Selain gambar-gambar pada setiap bagian yang menarik, desain sampul dan warna
yang dipilih juga sangat mewakili mengenai ke-everlasting-an love ini. Nuansa
lembut dan pink yang sangat membuatnya merasa klop antara sampul dan isi (dalam
hal ini menurut saya berarti kesesuaian bungkus dan isi). Maafkan saya Hass
kalau ternyata apa yang kamu sampaikan panjang tak perlu kali lebar tak bisa
kudengar dan kutulis dengan benar dan lengkap karena saya sambil sibuk makan
dan entah bagaimana bulu-bulu ditelingaku mungkin tumbuh tiba-tiba lebih lebat
dan menghambat semua kalimatmu masuk ke siput telinga, hehe.
Penutur selanjutnya adalah Sandy.
Seingatku Sandy termasuk yang paling banyak ngomong juga tapi kenapa yang saya
catat hanya dua poin? Ah, dua poin itu pun masing-masing memiliki makna melibih
luasnya padang gurun Gobi dan Gurun Sahara. Jadi saking luasnya jangkau atau
jarak pandangku tak mampu memandang tepian gurun-gurun itu (ini bukan alibi loh
J ). Jadi setelah
baca buku EL Sandy cerita kalau menurutnya jadi seorang ibu adalah sebuah
kenikmatan yang dilaui dengan menempuh kenikmatan-kenikmatan berbeda. Masa
hamil yang membuat dunia tiba-tiba saja bisa terjungkal balik. Kesehatan dan perasaan
yang tak mudah dijaga.
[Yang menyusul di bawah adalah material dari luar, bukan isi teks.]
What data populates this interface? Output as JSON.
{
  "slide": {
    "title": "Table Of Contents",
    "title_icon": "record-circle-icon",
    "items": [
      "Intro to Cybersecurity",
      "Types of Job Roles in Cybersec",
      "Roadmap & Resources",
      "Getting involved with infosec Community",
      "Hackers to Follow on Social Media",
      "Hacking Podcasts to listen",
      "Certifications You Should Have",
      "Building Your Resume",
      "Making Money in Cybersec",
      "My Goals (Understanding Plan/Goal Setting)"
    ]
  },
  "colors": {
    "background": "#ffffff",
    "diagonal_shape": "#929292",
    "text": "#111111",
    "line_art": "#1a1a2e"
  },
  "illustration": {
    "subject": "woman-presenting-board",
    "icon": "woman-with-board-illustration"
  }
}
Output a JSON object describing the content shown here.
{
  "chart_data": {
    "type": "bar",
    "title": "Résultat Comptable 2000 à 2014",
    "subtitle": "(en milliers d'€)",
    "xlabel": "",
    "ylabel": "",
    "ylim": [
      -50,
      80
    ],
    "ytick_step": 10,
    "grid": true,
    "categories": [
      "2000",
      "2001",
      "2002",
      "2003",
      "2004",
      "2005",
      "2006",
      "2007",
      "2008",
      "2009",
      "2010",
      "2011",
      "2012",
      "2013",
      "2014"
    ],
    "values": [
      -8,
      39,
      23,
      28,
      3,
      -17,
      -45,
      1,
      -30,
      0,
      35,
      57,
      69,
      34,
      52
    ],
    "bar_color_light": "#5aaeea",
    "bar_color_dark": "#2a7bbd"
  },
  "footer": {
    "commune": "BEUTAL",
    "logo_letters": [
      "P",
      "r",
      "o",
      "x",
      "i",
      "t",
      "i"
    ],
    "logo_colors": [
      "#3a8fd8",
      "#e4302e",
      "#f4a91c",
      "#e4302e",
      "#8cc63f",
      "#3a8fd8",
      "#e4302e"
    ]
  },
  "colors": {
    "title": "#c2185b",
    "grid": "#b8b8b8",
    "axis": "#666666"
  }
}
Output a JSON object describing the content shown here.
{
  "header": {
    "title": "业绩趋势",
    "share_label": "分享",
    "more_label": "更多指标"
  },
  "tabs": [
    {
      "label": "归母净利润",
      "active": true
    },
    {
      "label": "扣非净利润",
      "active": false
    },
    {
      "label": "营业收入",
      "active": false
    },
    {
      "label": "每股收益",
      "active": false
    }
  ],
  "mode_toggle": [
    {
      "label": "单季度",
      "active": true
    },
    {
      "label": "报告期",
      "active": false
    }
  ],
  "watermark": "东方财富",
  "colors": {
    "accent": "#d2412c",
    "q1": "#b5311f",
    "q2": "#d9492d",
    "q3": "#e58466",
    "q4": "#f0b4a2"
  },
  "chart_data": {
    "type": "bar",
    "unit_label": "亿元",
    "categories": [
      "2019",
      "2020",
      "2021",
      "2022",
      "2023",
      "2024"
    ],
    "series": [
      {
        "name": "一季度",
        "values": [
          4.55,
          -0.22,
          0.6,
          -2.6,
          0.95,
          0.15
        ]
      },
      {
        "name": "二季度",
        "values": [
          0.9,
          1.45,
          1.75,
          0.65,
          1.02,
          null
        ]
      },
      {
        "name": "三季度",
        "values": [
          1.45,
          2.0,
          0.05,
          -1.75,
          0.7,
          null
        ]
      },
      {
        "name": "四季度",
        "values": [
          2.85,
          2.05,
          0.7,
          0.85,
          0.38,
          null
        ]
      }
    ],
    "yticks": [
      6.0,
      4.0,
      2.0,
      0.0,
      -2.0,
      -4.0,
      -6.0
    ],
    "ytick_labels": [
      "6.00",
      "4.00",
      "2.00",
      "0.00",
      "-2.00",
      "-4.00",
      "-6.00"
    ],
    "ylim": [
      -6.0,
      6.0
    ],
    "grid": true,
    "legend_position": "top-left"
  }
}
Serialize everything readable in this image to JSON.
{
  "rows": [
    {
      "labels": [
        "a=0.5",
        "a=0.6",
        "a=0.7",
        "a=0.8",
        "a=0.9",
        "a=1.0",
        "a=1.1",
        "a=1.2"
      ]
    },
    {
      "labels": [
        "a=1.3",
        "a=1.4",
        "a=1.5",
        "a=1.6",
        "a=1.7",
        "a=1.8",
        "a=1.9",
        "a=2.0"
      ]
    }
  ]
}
Belum lagi saat melahirkan tiba yang tiada tara nikmat
pedihnya apalagi yang melahirkan secara spontan (normal) plus tanpa epidural.
Untuk kenikmatan ini Sandy menyinggung globalisasi yang membawa teknologi salah
satunya dengan banyaknya metode melahirkan tanpa sakit yang menurutnya
mengurangi kenikmatan proses menjadi ibu. So, it’s our pleasure being women who
can pregnant and born children.
Hal kedua yang menurut Sandy penting
adalah mengenai cara berpikir, berucap, dan bertindak positif. Karena
pendidikan tak dimulai sejak seorang anak dilahirkan tetapi sejak ia dalam
kandungan (dan menurutku yang menurut ustadzku katakana pendidikan seorang anak
dimulai bahkan ketika seorang perempuan mulai dewasa bukan hanya sejak mulai mengandung).
Ia pun menceritakan betapa bahaya dan beraratinya sebuah kata dengan
mencontohkan apa yang mungkin terjadi pada Kristal-kristal air yang mendapat
perlakuan kasar (dicaci maki hina, direndahkan dan dilemahkan) atau air yang
mendengarkan kata-kata baik seperti pujian dan kata-kat menenangkan. Jadi
bahkan ucapan pun mampu membentuk air atau anak apalagi dengan tindakan.
Ah, aku ingat Sandy menambahkan
ketika hampir di akhir diskusi bahwa buku ini seharusnya juga dibaca oleh para
koruptor. Kenapa mereka harus baca ini buku? Karena pertama supaya mereka
setidaknya diingatkan mengenai betapa sulitnya ibu mereka melahirkan mereka dan
pada akhirnya mereka tidak berbakti dengan menjadi orang yang tidak berarti di
masyarakat. Kedua, hampir serupa dengan yang pertama tetapi bukan pada untuk
mengingatkan betapa sulitnya melahirkan melainkan untuk mengingatkan bahwa
sudah susah paying orang tua berupaya mendidik mereka agar berguna dan menjadi
orang baik tetapi malah jauh dari harapan.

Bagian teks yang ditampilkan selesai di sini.